American actress Dorothy Faye Dunaway was born on January 14, 1941, in Bascom, Florida, to career Army officer John MacDowell Dunaway and homemaker Grace April Dunaway. After graduating from high school in 1958, Dunaway entered the University of Florida in Gainesville to pursue a career in education, but later transferred to Boston University's School of Fine and Applied Arts.
After earning a Bachelor of Fine Arts degree in 1962, Dunaway declined further opportunities to study and, instead, accepted a role in the American National Theater and Academy's production of A Man for All Seasons (1962). Three years later, she found off-Broadway success with a critically acclaimed role in William Alfred's Hogan's Goat, which led to her television debut in the 1965 series Seaway, as well as appearances in several small films.
In 1967, Dunaway landed the lead role of bank robber Bonnie Parker in Bonnie and Clyde, launching her into Hollywood stardom.
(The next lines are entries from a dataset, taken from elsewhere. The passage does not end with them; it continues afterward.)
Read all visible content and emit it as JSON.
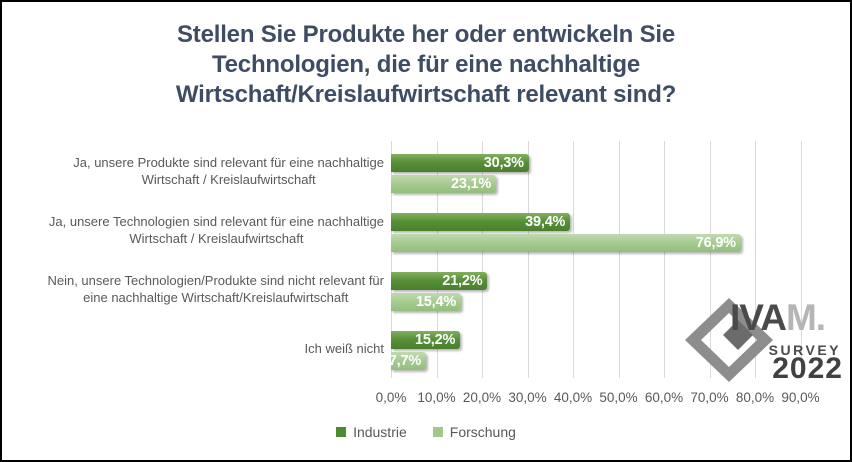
{
  "title": {
    "lines": [
      "Stellen Sie Produkte her oder entwickeln Sie",
      "Technologien, die für eine nachhaltige",
      "Wirtschaft/Kreislaufwirtschaft relevant sind?"
    ],
    "color": "#3e4d63"
  },
  "chart_data": {
    "type": "bar",
    "orientation": "horizontal",
    "categories": [
      "Ja, unsere Produkte sind relevant für eine nachhaltige\nWirtschaft / Kreislaufwirtschaft",
      "Ja, unsere Technologien sind relevant für eine nachhaltige\nWirtschaft / Kreislaufwirtschaft",
      "Nein, unsere Technologien/Produkte sind nicht relevant für\neine nachhaltige Wirtschaft/Kreislaufwirtschaft",
      "Ich weiß nicht"
    ],
    "series": [
      {
        "name": "Industrie",
        "color": "#4e8a2f",
        "values": [
          30.3,
          39.4,
          21.2,
          15.2
        ],
        "labels": [
          "30,3%",
          "39,4%",
          "21,2%",
          "15,2%"
        ]
      },
      {
        "name": "Forschung",
        "color": "#a2c98c",
        "values": [
          23.1,
          76.9,
          15.4,
          7.7
        ],
        "labels": [
          "23,1%",
          "76,9%",
          "15,4%",
          "7,7%"
        ]
      }
    ],
    "x_ticks": [
      "0,0%",
      "10,0%",
      "20,0%",
      "30,0%",
      "40,0%",
      "50,0%",
      "60,0%",
      "70,0%",
      "80,0%",
      "90,0%"
    ],
    "xlim": [
      0,
      90
    ],
    "grid": true,
    "legend_position": "bottom",
    "value_label_color": "#ffffff",
    "axis_text_color": "#595959",
    "gridline_color": "#d9d9d9"
  },
  "logo": {
    "iva": "IVA",
    "m_dot": "M.",
    "survey": "SURVEY",
    "year": "2022"
  }
}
A year later, she starred alongside Steve McQueen as a determined investigator in The Thomas Crown Affair. She continued her career throughout the 1970s, with such films as Little Big Man (1970) and The Three Musketeers: The Queen's Diamonds (1973).
As her career progressed, Dunaway took on more complex roles, including the troubled wife Evelyn Mulwray in Roman Polanski's 1974 film Chinatown; a civilian who is abducted by a CIA researcher in Three Days of the Condor, a 1975 film directed by Sydney Pollack; and Joan Crawford in Mommie Dearest(1981), based on the best-selling memoir by Christina Crawford. Dunaway won the Academy Award for Best Actress in 1976, for her role as an intimidating television executive in Network, a film about a TV network that exploits an ex-employee for its own profit. In 1987, she was nominated for the Golden Globe Award for Best Actress in a Motion Picture Drama for her performance in Barfly (1987), alongside Mickey Rourke.
The 1990s saw Dunaway perform in several films, including The Handmaid's Tale (1991); Arizona Dreams (1993); The Messenger: The Story of Joan of Arc (1998); The Yards (1998), a crime-thriller; and The Rules of Attraction(2001), a dark comedy. One of Dunaway's most acclaimed performances of the decade came in 1993, with her guest role as Laura Staton in the TV series Columbo; she won an Emmy Award for Outstanding Guest Actress in a Drama Series for her performance in the series in 1994.
Additionally, from 1966 to 1967, Dunaway starred as opera diva Maria Callas in the American tour of Terrence McNally's Master Class. Since then, she has made several TV appearances, including on CSI: Crime Scene Investigationin 2006 and Grey's Anatomy in 2009.
Dunaway has been married twice. She was married to Peter Wolf, lead singer of rock group The J. Geils Band, from 1974 to 1979; and to British photographer Terry O'Neill, from 1984 to 1987. She and O'Neill have one child, Liam O'Neill, who was born in 1980.
Dunaway's autobiography, Looking for Gatsby, was published in 1995.